Parallel applications based on a distributed memory paradigm, such as the ones using MPI, can be execute by just specify the option --ntasks=X where X is the total number of cores you need. CPU cores will be allocated in any fashion among the nodes in the cluster.

If you want to keep some extra control on how the tasks will be distributed in the cluster, it is possible to limit the number of nodes with the option --nodes. For instance, minimizing the amount of nodes assigned to the job can lead to better performance if the interconnect between nodes is not very fast. Imagine a cluster composed of nodes with 24 cores where you want to submit a job using 72 cores, but using precisely 3 full nodes. You can do so by asking for --ntasks=72 and adding the extra option --nodes=3.

If you want to provide some flexibility to the resources allocated to your job, it is also possible to provide a range of values to --nodes, for instance with --nodes=3-5. In such a case, cores will be allocated in any amount of nodes in the range.
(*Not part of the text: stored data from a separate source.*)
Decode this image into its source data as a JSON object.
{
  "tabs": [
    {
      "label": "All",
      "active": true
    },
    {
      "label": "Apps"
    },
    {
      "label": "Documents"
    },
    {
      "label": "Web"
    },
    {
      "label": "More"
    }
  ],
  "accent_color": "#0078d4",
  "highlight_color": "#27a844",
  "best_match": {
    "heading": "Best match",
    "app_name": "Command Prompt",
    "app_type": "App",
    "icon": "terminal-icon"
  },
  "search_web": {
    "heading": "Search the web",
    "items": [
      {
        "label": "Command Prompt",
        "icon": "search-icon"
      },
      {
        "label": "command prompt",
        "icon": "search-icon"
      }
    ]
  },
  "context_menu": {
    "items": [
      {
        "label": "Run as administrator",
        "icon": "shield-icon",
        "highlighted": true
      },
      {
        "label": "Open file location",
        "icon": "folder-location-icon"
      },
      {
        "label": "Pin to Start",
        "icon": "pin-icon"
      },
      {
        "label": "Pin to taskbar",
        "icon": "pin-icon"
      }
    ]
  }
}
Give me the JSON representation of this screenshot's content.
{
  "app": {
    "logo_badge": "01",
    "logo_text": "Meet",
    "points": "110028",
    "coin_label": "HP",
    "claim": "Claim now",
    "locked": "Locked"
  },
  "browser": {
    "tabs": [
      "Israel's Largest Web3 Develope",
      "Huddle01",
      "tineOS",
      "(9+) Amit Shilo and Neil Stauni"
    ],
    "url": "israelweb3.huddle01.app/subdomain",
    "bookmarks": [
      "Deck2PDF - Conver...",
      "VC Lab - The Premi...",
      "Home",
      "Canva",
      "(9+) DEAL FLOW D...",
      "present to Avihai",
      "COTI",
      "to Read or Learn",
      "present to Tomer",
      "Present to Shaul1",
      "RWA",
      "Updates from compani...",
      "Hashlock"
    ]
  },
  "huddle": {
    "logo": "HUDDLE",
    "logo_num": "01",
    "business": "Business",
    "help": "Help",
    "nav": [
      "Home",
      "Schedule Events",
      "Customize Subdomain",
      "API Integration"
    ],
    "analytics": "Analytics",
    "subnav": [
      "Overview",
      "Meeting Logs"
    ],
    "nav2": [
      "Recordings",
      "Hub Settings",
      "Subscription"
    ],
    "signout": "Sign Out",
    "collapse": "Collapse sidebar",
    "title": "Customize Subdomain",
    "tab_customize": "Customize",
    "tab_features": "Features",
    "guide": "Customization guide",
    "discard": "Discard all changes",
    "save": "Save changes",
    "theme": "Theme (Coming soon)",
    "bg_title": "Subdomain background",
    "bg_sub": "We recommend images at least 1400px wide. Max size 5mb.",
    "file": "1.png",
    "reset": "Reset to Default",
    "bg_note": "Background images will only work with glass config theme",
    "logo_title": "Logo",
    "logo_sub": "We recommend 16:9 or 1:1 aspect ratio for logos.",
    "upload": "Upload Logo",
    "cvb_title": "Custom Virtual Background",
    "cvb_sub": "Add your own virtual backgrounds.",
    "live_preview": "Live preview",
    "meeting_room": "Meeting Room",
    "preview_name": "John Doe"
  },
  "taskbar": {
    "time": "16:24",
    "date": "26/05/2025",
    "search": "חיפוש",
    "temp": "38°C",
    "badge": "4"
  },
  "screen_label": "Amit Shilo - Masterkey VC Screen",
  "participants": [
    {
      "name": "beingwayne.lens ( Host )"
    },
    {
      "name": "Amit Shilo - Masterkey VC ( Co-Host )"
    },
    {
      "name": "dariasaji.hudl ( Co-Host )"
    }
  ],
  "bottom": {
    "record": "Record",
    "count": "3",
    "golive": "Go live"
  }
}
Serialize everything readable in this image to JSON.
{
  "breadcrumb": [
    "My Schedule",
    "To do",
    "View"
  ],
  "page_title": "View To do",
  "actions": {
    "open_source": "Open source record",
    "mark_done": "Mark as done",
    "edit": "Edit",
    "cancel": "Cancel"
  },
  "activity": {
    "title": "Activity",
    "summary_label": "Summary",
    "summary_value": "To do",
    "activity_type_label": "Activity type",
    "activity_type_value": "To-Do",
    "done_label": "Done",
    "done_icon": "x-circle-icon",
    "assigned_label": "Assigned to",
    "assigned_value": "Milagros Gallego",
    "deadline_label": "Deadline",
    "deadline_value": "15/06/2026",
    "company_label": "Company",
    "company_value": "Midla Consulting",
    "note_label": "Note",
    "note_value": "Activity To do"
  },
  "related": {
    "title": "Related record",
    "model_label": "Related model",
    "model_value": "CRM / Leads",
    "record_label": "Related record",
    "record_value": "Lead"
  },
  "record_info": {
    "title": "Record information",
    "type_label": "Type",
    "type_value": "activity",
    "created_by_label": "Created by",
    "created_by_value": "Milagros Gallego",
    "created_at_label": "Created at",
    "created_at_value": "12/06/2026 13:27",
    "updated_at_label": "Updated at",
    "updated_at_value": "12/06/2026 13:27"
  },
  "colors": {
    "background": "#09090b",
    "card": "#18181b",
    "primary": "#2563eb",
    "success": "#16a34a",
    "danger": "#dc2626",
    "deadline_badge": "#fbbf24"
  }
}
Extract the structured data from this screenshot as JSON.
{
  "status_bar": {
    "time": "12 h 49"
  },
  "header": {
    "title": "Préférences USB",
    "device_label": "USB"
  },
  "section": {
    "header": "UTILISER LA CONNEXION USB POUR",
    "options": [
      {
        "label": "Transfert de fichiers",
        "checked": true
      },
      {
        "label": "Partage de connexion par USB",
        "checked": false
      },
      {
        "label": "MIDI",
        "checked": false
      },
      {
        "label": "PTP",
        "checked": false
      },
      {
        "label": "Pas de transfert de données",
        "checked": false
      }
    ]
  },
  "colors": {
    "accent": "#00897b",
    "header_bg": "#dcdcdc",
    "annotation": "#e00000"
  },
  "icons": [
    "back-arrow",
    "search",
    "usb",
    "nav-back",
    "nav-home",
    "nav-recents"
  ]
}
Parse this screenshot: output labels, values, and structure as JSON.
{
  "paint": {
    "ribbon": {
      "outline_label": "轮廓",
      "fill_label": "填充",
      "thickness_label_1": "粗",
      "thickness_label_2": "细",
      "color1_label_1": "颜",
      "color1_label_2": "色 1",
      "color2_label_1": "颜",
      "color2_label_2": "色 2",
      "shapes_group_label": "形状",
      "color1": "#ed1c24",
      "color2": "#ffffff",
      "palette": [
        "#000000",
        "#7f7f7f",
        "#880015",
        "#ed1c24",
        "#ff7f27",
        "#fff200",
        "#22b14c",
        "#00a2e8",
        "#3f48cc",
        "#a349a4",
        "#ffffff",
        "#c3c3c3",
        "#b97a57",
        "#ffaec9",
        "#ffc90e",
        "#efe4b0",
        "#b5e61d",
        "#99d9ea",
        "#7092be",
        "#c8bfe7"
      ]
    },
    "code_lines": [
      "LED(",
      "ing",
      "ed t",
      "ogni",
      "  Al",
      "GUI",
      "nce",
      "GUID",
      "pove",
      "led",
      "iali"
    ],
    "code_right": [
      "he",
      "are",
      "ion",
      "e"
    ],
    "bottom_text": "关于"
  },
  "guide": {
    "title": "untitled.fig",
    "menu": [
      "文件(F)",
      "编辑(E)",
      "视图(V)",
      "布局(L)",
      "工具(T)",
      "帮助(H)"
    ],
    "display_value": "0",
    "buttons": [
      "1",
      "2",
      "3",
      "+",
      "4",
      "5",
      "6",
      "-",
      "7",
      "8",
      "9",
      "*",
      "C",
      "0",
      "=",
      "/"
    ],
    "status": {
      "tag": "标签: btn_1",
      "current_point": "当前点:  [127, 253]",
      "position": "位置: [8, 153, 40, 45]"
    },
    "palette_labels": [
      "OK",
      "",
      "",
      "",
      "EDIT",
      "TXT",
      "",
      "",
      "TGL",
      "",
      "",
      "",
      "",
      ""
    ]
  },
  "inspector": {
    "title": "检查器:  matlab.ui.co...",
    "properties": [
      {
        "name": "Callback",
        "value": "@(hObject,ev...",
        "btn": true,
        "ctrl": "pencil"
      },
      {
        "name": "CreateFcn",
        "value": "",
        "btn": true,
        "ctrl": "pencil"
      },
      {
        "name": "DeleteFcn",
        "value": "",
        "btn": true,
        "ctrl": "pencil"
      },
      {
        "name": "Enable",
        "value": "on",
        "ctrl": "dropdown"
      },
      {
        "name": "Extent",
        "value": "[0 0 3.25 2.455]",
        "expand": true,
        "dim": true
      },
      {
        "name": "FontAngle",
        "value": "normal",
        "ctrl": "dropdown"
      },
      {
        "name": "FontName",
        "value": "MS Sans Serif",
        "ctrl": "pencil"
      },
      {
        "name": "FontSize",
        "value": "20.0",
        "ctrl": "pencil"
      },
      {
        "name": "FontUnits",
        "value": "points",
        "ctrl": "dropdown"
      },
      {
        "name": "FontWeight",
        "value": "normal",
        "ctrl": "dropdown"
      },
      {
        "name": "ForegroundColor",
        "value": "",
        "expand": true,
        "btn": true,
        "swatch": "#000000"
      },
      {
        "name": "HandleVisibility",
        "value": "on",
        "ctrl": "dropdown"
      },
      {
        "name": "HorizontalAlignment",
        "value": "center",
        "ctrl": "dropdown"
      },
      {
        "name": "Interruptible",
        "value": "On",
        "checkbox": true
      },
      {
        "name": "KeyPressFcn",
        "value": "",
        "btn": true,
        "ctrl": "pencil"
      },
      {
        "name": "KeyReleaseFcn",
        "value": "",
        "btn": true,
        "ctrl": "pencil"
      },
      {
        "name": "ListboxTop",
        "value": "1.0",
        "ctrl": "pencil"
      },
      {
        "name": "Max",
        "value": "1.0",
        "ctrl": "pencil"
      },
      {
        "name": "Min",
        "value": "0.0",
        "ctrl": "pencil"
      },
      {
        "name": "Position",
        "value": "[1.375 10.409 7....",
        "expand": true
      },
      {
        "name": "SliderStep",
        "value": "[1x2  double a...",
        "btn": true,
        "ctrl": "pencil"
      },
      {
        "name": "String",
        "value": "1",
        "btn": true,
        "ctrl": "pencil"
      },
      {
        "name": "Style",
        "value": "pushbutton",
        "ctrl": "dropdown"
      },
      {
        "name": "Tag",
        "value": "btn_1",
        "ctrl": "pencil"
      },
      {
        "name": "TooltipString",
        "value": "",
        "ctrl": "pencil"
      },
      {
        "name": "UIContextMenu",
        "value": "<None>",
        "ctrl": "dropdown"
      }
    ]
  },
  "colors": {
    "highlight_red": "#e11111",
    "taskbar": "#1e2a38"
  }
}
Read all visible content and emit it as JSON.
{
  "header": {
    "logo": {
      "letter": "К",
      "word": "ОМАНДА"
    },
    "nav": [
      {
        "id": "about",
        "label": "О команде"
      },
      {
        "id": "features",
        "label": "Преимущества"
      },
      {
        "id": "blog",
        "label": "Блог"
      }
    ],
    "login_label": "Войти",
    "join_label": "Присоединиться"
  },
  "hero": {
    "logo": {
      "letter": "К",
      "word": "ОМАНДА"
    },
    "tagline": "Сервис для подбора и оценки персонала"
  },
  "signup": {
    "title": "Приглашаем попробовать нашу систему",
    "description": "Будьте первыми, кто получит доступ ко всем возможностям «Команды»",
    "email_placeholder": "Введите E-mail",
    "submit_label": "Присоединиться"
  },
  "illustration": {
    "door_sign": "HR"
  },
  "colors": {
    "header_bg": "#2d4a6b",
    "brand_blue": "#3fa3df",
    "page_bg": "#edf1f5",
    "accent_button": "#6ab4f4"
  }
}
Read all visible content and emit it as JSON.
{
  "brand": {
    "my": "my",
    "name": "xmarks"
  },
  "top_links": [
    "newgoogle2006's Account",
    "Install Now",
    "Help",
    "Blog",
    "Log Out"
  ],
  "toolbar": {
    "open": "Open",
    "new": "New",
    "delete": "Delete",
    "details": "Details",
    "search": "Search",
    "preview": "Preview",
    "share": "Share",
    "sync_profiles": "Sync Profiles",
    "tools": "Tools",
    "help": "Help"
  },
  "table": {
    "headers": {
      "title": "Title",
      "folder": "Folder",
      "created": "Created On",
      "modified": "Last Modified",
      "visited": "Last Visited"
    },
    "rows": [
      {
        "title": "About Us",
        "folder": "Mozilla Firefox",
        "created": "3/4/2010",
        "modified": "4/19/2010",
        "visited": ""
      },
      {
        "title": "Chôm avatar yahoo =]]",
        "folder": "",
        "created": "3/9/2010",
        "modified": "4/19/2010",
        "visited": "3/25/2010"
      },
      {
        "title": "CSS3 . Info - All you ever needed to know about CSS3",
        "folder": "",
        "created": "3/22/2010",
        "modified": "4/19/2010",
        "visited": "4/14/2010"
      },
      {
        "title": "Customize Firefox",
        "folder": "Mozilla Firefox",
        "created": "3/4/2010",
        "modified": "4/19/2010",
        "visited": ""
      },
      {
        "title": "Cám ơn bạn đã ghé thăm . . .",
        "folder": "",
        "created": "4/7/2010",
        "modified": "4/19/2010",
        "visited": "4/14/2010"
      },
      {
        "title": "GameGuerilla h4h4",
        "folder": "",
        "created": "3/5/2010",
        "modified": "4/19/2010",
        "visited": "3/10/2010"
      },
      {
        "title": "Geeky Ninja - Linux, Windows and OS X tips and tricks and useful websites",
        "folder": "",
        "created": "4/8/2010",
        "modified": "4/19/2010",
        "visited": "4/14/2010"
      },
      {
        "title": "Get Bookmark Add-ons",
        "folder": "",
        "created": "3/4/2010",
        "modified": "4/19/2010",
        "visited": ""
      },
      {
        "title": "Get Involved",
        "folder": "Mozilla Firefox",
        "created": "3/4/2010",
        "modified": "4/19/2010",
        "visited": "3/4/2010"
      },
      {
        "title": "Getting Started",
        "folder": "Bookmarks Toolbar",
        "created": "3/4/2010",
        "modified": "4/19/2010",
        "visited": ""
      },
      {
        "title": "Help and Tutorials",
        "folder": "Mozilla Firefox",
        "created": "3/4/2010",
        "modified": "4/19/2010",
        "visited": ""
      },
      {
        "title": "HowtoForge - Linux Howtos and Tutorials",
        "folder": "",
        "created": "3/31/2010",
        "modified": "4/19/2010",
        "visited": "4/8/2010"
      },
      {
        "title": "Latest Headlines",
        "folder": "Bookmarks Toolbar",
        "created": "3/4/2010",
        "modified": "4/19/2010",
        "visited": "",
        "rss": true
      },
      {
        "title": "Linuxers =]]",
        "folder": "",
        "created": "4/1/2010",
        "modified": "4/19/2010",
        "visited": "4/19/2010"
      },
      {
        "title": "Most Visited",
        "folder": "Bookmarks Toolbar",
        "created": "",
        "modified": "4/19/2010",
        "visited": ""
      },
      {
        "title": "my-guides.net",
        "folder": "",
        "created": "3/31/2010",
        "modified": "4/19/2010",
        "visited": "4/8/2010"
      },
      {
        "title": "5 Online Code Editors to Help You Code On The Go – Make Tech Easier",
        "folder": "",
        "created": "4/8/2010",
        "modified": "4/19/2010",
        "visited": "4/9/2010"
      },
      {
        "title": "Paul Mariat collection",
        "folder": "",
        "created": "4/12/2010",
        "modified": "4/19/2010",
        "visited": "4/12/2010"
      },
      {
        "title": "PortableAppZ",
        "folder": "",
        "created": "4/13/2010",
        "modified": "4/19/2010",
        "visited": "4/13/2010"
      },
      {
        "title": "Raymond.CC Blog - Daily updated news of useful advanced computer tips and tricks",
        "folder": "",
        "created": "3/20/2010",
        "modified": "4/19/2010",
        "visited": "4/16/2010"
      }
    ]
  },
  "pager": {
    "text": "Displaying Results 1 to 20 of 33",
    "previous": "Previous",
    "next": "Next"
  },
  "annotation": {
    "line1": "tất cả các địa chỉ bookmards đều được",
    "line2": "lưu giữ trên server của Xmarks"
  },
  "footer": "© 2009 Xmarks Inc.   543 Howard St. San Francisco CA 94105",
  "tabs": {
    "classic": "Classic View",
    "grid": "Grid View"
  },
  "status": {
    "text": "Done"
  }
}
It could still end up allocated in just 3 full nodes, but also in other possible combination, e.g. two full nodes with their 24 cores plus three other nodes with 8 cores each.

Memory allocation

We highly recommend to specify memory allocation of your job with the Slurm option --mem-per-cpu=X, which sets the memory per core. It is also possible to request the total amount of memory per node of your job with the option --mem=X. However, requesting a proper amount of memory with --mem is not trivial for multi-node jobs in which you want to leave some freedom for node allocation. In any case, these two options are mutually exclusive, so should only use one of them. If you do not define any specific memory request, your job will get a default assignment, which is typically 1 GB per core.

Notice that by default providing just an integer value to this option is taken as the memory in megabytes. But you can specify different units using one of the following one letter suffixes: K, M, G or T. For instance, to request 2 gigabytes per core you can use --mem-per-cpu=2000 or --mem-per-cpu=2G.

Batch scripts

PBS job scripts define the resource manager directives in their preface by using the #PBS keyword. In Slurm the equivalent is the #SBATCH keyword. To illustrate its usage with some of the resource request options discussed before, we provide below a basic job script in both systems requesting a single core, 7 hours of maximum walltime and 3 gigabytes of memory:

Basic single core PBS batch script
1
2
3
4
5
6
7
8
9
#!/bin/sh
#PBS -N myjob
#PBS -l walltime=07:00:00
#PBS -l nodes=1:ppn=1
#PBS -l pmem=3gb

module load somemodule/1.1.1

my_code
Basic single core Slurm batch script
1
2
3
4
5
6
7
8
9
#!/bin/bash
#SBATCH --job-name=myjob
#SBATCH --time=07:00:00
#SBATCH --ntasks=1
#SBATCH --mem-per-cpu=3000

module load somemodule/1.1.1

my_code